The current Davies stable consists of; a Suzuki DRZ 400 E; a Yamaha Tenere 660Z; Suzuki V-Strom 650 and a BMW R 1200 GS, and here’s how they rank in the long weekend away relationship-building stakes.

Aluns Longtermer 2

The DRZ is a weapon best used when divorce is the desired effect. I’d be worried about having a drink thrown over me if she sat on the DRZ in a warm, dry, garage for longer than 30 seconds.

The Yamaha Tenere 660 Z holds a lot more promise for relationship longevity than the DRZ, though it’s not going to be a lovey-dovey affair, more a put up, shut up, and a series of unexplained headaches and burnt dinners in the oven.

Now, the Suzuki V-Strom 650 has promise, a little underpowered two-up maybe, and I know she’s on the back when I turn up the gas for some A road fun, but the seat is seriously comfy and it has the comforting presence of a bike with twice the cc’s. One to get a budding relationship off on the right track.

However, if you’re looking to layer an element of burning red passion into a relationship, whilst maintaining that loving, stable element, the new GS has been faultless.

A simple, no-fuss press of the electronic suspension button sets the bike up perfectly for two-up fully loaded touring, and it handles so well to the point that I would not even know she was aboard.

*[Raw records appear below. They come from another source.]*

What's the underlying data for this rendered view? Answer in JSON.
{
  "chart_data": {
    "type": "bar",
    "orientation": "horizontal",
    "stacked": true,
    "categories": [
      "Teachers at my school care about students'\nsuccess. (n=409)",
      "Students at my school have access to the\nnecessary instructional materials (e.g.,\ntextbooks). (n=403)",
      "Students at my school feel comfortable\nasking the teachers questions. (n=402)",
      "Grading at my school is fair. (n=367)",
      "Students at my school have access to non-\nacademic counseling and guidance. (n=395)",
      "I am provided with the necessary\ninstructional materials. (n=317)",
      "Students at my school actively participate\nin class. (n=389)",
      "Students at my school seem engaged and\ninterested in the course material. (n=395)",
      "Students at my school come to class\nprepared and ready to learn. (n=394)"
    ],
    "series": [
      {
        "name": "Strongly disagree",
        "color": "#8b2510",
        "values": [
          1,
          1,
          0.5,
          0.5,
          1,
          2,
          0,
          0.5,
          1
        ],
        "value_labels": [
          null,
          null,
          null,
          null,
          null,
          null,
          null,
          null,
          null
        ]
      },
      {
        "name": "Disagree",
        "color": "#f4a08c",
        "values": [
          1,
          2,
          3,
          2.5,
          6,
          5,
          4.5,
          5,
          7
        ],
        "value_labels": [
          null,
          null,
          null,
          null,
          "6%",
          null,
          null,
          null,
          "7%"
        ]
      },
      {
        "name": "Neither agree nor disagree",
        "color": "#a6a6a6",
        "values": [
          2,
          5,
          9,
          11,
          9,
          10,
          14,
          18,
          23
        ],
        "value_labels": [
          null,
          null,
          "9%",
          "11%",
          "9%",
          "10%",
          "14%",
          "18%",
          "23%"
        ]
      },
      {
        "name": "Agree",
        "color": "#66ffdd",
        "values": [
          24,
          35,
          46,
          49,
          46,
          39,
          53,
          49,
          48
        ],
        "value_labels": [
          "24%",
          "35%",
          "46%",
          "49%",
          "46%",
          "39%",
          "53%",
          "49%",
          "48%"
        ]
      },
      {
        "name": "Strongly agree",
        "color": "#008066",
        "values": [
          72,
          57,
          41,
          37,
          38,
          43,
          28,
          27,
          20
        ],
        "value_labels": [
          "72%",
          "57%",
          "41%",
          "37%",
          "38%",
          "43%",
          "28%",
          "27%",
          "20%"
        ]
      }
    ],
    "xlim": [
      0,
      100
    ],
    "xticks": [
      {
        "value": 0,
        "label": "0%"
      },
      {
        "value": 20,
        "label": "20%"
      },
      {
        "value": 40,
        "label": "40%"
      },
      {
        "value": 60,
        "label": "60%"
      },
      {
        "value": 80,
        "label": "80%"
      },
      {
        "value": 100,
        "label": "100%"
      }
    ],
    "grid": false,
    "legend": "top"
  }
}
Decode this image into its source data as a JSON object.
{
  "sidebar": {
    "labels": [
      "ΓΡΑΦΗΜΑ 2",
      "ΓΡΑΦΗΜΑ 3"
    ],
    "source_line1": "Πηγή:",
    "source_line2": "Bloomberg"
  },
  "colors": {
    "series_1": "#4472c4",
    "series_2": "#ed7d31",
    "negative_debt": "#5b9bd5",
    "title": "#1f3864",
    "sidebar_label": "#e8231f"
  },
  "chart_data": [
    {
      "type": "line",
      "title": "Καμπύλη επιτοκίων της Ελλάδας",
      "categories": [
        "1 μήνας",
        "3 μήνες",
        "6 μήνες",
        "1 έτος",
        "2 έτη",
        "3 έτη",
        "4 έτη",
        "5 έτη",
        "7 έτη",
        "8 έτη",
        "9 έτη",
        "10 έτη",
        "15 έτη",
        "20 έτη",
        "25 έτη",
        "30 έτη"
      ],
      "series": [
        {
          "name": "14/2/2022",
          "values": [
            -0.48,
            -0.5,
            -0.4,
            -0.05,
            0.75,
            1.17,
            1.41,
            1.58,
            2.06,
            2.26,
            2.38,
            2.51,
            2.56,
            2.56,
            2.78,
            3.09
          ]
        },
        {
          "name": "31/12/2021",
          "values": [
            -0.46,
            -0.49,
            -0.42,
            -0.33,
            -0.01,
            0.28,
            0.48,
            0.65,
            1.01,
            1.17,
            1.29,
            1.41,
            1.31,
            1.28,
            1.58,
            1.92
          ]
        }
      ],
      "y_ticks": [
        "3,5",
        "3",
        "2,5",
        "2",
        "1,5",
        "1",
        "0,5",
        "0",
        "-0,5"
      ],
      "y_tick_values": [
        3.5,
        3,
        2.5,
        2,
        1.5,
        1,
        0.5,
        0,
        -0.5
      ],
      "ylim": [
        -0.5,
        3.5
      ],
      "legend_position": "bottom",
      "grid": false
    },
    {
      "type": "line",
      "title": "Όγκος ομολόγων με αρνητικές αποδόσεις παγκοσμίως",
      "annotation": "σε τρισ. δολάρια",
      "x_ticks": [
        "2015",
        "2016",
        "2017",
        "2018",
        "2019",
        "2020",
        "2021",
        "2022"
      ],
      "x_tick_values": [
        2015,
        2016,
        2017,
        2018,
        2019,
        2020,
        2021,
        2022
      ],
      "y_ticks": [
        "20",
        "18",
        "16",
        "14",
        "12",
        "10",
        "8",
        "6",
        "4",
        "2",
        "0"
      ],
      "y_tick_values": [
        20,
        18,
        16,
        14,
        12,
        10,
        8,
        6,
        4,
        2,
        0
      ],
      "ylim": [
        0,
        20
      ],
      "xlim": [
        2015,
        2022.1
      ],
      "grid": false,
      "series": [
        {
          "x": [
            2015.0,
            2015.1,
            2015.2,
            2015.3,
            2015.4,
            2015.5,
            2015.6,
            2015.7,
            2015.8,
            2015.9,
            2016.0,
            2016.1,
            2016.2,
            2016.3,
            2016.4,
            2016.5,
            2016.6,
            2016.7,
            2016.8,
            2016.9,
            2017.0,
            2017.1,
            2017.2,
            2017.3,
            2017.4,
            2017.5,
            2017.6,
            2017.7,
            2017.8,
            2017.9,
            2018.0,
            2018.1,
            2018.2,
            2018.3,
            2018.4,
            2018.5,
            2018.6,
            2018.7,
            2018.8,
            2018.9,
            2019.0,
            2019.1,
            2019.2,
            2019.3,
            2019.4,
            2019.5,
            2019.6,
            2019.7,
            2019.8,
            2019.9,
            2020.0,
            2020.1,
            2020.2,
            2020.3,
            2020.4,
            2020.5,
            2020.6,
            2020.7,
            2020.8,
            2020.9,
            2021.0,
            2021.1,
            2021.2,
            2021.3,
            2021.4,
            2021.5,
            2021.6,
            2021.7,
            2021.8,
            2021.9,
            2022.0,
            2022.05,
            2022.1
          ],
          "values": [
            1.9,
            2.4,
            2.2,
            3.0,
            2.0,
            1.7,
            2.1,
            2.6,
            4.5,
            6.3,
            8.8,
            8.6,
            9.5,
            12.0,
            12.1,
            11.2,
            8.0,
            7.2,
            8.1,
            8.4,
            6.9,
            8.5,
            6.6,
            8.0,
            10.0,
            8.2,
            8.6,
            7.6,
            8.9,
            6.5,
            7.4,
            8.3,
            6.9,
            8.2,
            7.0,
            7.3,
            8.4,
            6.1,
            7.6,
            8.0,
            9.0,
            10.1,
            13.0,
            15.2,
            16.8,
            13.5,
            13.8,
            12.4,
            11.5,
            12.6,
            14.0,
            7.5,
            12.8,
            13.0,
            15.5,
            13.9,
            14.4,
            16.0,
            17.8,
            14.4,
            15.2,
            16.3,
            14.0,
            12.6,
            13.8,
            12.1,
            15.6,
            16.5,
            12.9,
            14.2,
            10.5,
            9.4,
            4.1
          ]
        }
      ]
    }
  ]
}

Fix a couple of panniers and a top box for that additional psychological feeling of safety and the comfy, roomy seat, perfect (for her) footpeg location and superb suspension takes care of the rest.

If you’re looking for an adventure bike, and there’s even the slightest chance your other ‘arf could be hopping aboard, then buy a DRZ if you want see the world on your own, or check out the new BM and, er….at least you’ll have the choice.

…The Aussie post bike

Having completed its journey to Alaska, the old Australian Post bike finally makes it home to England

Honda CT110
Rider: Nathan Millward
Time On Test: Five Years
Miles covered so far: 58,000

Aussie Post Bike (1)

Handing your motorcycle over to a shipping agent takes a lot of trust, with it always quite amazing that two months later it ends up on the other side of the world, ready for collection, and the bit in between feels a little bit like witchcraft.

My bike had come back from the States, travelling down from Los Angeles by boat, passing through the Panama Canal and arriving at the docks in Kent sometime in the last few months.

The bike had served me well, doing a big distance and not once letting me down.

I’m not a small bike advocate, but if that’s all you happen to have, then it’ll do the job just like any other.

It’s been interesting to compare my bike – a Honda CT110 originally designed back in the sixties – with the more modern small bike from Honda, the MSX 125.

This is not my comparison by the way; Honda America has been actively telling everyone that the new ‘Grom’ – as it is called over there – is the spiritual successor to the CT.

And to be quite honest, it’s not, not even close. The CT was designed as a practical small bike of the sixties, featuring a lot of intelligence and forethought in the design.

The American version for example had a lever on the side of the engine to switch between high and low gearbox for when climbing steep terrain.

Aussie Post Bike (2)
White-walls optional

It had another dial on the carburetter to switch between five different altitude settings, depending on how high you were.

Best of all, it had a handle on the headstock that when lifted would release the bars, allowing you to twist them ninety degrees so that the bike could be mounted flush on the back of a motorhome.

My Australian version has two side stands, one either side, depending on which way the camber’s running, a feature that wouldn’t go amiss on the big bikes we ride today. It would save a lot of pushing and pulling.

The CT was then just an intelligent design, built to last as well. Sadly, I just don’t see any of those same traits shining through on the MSX. Sure, it’s cool, it’s funky (it’ll go green-laning), but it’s just not the same.

Maybe the world’s changed and we don’t value such things as quality and intelligent design anymore.

Fashion and fads instead. Or maybe it’s just me, and a personal desire to cling on to the ways of the past.

Either way, it’s just good to have the old bike back. She’s scrubbed up well, and the white walls don’t look too bad. Where next on her? Nowhere, not yet.